On Dec 14, 2007, at 9:55 AM, Stuart Sierra wrote:
On Dec 13, 2007 9:20 PM, solruser2 <[EMAIL PROTECTED]> wrote:
Let's say I have a database containing people, groups, and projects
(these
all have different fields). I want to index these different kinds
of objects
with a view to eventually present search results from all three
types mashed
together and sorted by relevance. Using separate indices (and thus
separate
Solr processes) would make mashing the results together very
difficult so
I'm guessing I just add the separate fields to the schema along
with an
'object_type' field or equivalent?
That is the approach I would take. Having three separate indices
would make your searches slower and more complicated.
I agree.
Secondly should I just store the database row id for each object
(while
still indexing the field contents) so a query on the index returns
a list of
id's that I can then fetch from the database?

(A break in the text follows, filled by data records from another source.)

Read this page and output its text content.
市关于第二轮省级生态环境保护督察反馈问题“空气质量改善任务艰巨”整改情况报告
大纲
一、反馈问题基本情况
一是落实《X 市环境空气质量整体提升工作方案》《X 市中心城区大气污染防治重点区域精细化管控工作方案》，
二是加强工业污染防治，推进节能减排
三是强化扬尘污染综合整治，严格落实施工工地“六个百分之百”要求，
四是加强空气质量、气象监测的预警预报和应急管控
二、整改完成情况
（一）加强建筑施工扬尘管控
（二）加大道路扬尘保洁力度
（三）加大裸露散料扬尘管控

It depends. :) If you want highlighted snippets in your search
results, then you have to store the field contents in the index. In
some situations you can make your search pages faster by storing all
the critical fields (the ones you want to appear in search results) in
the index, so that you don't have to fetch a dozen records from the
database just to display a list of search results. On the other hand,
if your database records are small and you don't need highlighting, it
may be faster to only store database ID's in the index.

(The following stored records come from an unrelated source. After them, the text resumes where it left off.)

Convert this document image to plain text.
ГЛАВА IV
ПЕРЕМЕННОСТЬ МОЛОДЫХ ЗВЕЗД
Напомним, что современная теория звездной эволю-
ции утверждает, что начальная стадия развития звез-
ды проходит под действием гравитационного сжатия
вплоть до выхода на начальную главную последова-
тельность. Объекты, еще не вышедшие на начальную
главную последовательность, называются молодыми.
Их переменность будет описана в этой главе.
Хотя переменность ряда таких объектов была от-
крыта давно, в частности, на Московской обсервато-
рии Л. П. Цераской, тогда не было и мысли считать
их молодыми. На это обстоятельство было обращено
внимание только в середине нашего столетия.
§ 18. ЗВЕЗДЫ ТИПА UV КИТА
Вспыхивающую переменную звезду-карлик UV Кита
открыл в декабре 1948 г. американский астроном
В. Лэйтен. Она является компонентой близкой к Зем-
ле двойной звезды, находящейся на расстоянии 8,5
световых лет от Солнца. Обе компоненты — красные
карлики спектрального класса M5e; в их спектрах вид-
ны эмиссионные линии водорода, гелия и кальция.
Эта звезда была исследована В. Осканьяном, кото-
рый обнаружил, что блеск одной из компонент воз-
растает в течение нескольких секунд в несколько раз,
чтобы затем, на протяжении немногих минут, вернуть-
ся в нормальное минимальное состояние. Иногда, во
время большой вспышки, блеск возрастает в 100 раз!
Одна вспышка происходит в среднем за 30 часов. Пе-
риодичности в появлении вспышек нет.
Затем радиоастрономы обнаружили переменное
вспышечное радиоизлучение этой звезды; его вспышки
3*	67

I agree with this also. However, I've never seen a case where a
separate database query to retrieve metadata stored in a database will
be faster than just storing the necessary fields directly in the
search index and retrieving them with the search results. I've
found it helpful to think of the full-text index as a very simple,
very fast, very flat database engine. You may not be able to do outer
joins and correlated subqueries on it, but you can get a list of
documents and titles really fast.
Hope this sheds some light,
-Stuart Sierra
AltLaw.org